Numerous regulations (NIS2, CER, DORA, etc.) have introduced the obligation to report to authorities “significant” incidents affecting the availability, authenticity, integrity, or confidentiality of networks and information systems.
Currently, there is no standard incident reporting format. Consequently, it is not possible to store and analyze them over the short and long term to identify potential connections or correlations.
Due to its universality, IDMEFv2 can serve as a foundation for a universal incident reporting format.

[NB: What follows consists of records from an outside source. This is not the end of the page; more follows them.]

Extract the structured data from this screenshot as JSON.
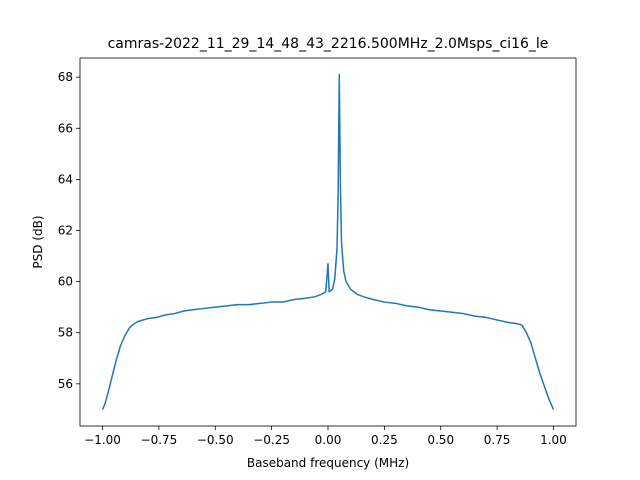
{
  "chart_data": {
    "type": "line",
    "title": "camras-2022_11_29_14_48_43_2216.500MHz_2.0Msps_ci16_le",
    "x_label": "Baseband frequency (MHz)",
    "y_label": "PSD (dB)",
    "xlim": [
      -1.1,
      1.1
    ],
    "ylim": [
      54.35,
      68.75
    ],
    "xticks": [
      {
        "value": -1,
        "label": "−1.00"
      },
      {
        "value": -0.75,
        "label": "−0.75"
      },
      {
        "value": -0.5,
        "label": "−0.50"
      },
      {
        "value": -0.25,
        "label": "−0.25"
      },
      {
        "value": 0,
        "label": "0.00"
      },
      {
        "value": 0.25,
        "label": "0.25"
      },
      {
        "value": 0.5,
        "label": "0.50"
      },
      {
        "value": 0.75,
        "label": "0.75"
      },
      {
        "value": 1,
        "label": "1.00"
      }
    ],
    "yticks": [
      56,
      58,
      60,
      62,
      64,
      66,
      68
    ],
    "grid": false,
    "series": [
      {
        "color": "#1f77b4",
        "x": [
          -1.0,
          -0.99,
          -0.98,
          -0.96,
          -0.94,
          -0.92,
          -0.9,
          -0.88,
          -0.86,
          -0.84,
          -0.8,
          -0.76,
          -0.72,
          -0.68,
          -0.64,
          -0.6,
          -0.55,
          -0.5,
          -0.45,
          -0.4,
          -0.35,
          -0.3,
          -0.25,
          -0.2,
          -0.15,
          -0.1,
          -0.06,
          -0.03,
          -0.01,
          0,
          0.005,
          0.02,
          0.03,
          0.04,
          0.045,
          0.05,
          0.055,
          0.06,
          0.07,
          0.08,
          0.1,
          0.13,
          0.16,
          0.2,
          0.25,
          0.3,
          0.35,
          0.4,
          0.45,
          0.5,
          0.55,
          0.6,
          0.65,
          0.7,
          0.75,
          0.8,
          0.84,
          0.86,
          0.88,
          0.9,
          0.92,
          0.94,
          0.96,
          0.98,
          0.99,
          1.0
        ],
        "values": [
          55.0,
          55.2,
          55.5,
          56.2,
          56.9,
          57.5,
          57.9,
          58.2,
          58.35,
          58.45,
          58.55,
          58.6,
          58.7,
          58.75,
          58.85,
          58.9,
          58.95,
          59.0,
          59.05,
          59.1,
          59.1,
          59.15,
          59.2,
          59.2,
          59.3,
          59.35,
          59.4,
          59.5,
          59.6,
          60.7,
          59.6,
          59.7,
          60.1,
          61.3,
          63.5,
          68.1,
          63.8,
          61.5,
          60.4,
          60.0,
          59.7,
          59.5,
          59.4,
          59.3,
          59.2,
          59.15,
          59.05,
          59.0,
          58.9,
          58.85,
          58.8,
          58.75,
          58.65,
          58.6,
          58.5,
          58.4,
          58.35,
          58.3,
          58.0,
          57.6,
          57.0,
          56.4,
          55.9,
          55.4,
          55.2,
          55.0
        ]
      }
    ]
  }
}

This can be achieved either by attaching IDMEFv2 message to a more functional format such as the MILE format (also known as IODEFv2: Incident Object Definition Exchange Format), or directly by leveraging the “Reporting” extensions of the IDMEFv2 format and supplementing them as necessary.
The objective is therefore to complement purely functional reporting with more technical information for deeper analysis.
As part of the streamlining effort led by Digital Omnibus initiative and the creation of a single entry point (SEP), IDMEFv2 could provide a solid, proven foundation for this standardization.
On the Safe4SOC (Standard Alert Format Exchange for SOCs) project, we have worked on transforming incidents from proprietary SIEMs (SPLUNK, QRadar, RSA, etc.) into the IDMEFv2 format via “SIEM Gateways.” This mechanism enables pre-populating an incident report directly from SIEM information. This body of information can then be supplemented by the operator with more organizational data such as impact, remediation actions, etc.
IDMEFv2 does not replace organizational information; rather, it complements it with technical standard data that will allow for a better understanding of incidents and, above all, a comprehensive analysis of the situation across all affected stakeholders.